Different combinations of tradeoff parameters influence on MAE and RMSE which test on Douban Movies Dataset. a and b are done under normal circumstance, c and d are done under cold start circumstances

5.2.4 Performance on cold start problem

Some users in social network provide a lot of ratings, but most users only provide very limited number of ratings [24, 38]. In this paper, we define the users who have provided no more than 5 ratings as cold start users [16]. We conduct an experiment on the cold start users by using Douban dataset, and the comparative results for different models are shown in Table 10. Our model, by considering both user feature and item feature, is able to decrease the recommendation error by more than 30%, 10%, 6% on RMSE and by more than 30%, 8%, 2% on MAE against BaseMF, SocialMF and PRM.

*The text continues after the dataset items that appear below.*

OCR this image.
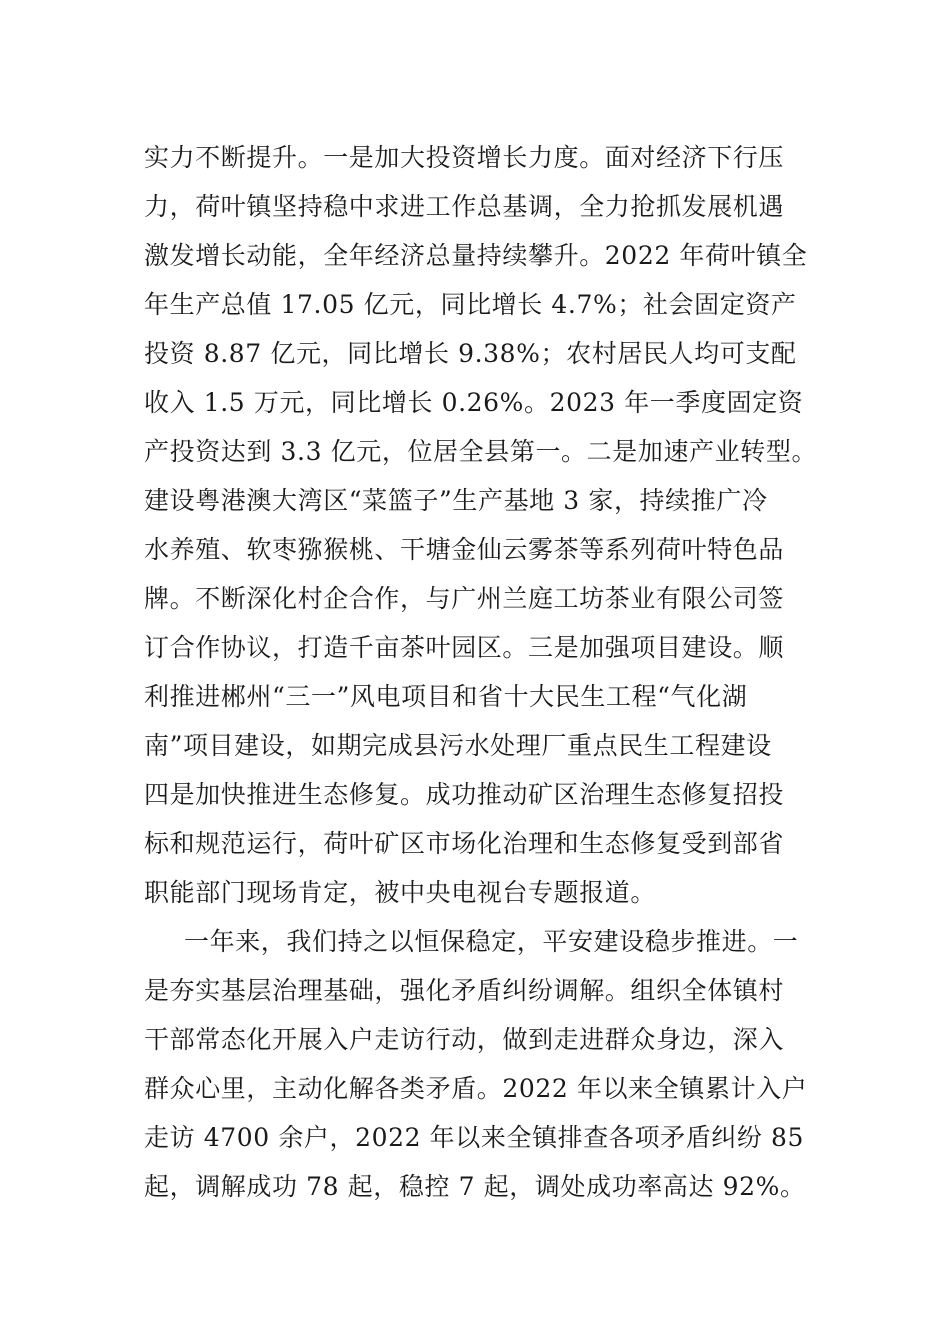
实力不断提升。一是加大投资增长力度。面对经济下行压
力，荷叶镇坚持稳中求进工作总基调，全力抢抓发展机遇
激发增长动能，全年经济总量持续攀升。2022 年荷叶镇全
年生产总值 17.05 亿元，同比增长 4.7%；社会固定资产
投资 8.87 亿元，同比增长 9.38%；农村居民人均可支配
收入 1.5 万元，同比增长 0.26%。2023 年一季度固定资
产投资达到 3.3 亿元，位居全县第一。二是加速产业转型。
建设粤港澳大湾区“菜篮子”生产基地 3 家，持续推广冷
水养殖、软枣猕猴桃、干塘金仙云雾茶等系列荷叶特色品
牌。不断深化村企合作，与广州兰庭工坊茶业有限公司签
订合作协议，打造千亩茶叶园区。三是加强项目建设。顺
利推进郴州“三一”风电项目和省十大民生工程“气化湖
南”项目建设，如期完成县污水处理厂重点民生工程建设
四是加快推进生态修复。成功推动矿区治理生态修复招投
标和规范运行，荷叶矿区市场化治理和生态修复受到部省
职能部门现场肯定，被中央电视台专题报道。
一年来，我们持之以恒保稳定，平安建设稳步推进。一
是夯实基层治理基础，强化矛盾纠纷调解。组织全体镇村
干部常态化开展入户走访行动，做到走进群众身边，深入
群众心里，主动化解各类矛盾。2022 年以来全镇累计入户
走访 4700 余户，2022 年以来全镇排查各项矛盾纠纷 85
起，调解成功 78 起，稳控 7 起，调处成功率高达 92%。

Table 10 Cold start performance comparison on Douban dataset

6 Conclusion and future work

With the advent of online social networks, exploiting the information hidden in the social networks to predict the behavior of users has become very valuable. Recommender systems have become very useful tools to mine the knowledge from the social networks to improve recommendation accuracy. In this paper, we presented a hybrid recommender system based on hypergraph topologic structure in social networks, and four types of relations, which are user-item relation, item-item relation, user-user relation and contextual information-user relation, have been taken into account in our recommendation model to improve its accuracy. We also conducted extensive experiments on three larger real-life datasets, and the experimental results show that our model enjoys higher recommendation accuracy over the existing major recommendation models. Although it has some advantages in its recommendation effectiveness, our model still has some limitations and there is room for further improvement in some aspects. Firstly, our HMF model requires access to more information in social networks such as user feature, item feature and contextual information. Secondly, our HMF model faces an increased computational complexity when user feature and item similarity are calculated.

There will be several interesting directions to explore for our future work. We want to extend the model to handle recommendation across multiple social networks as it is not uncommon that many users register in several different social networks. Just as presented in [45], shilling attack is one of great threat to recommender system, attack detection is also an important direction for our next work. Furthermore, since the information of user feature and context will be used and exploited, the issues of privacy preservation and protection in recommendation should be considered and further investigated.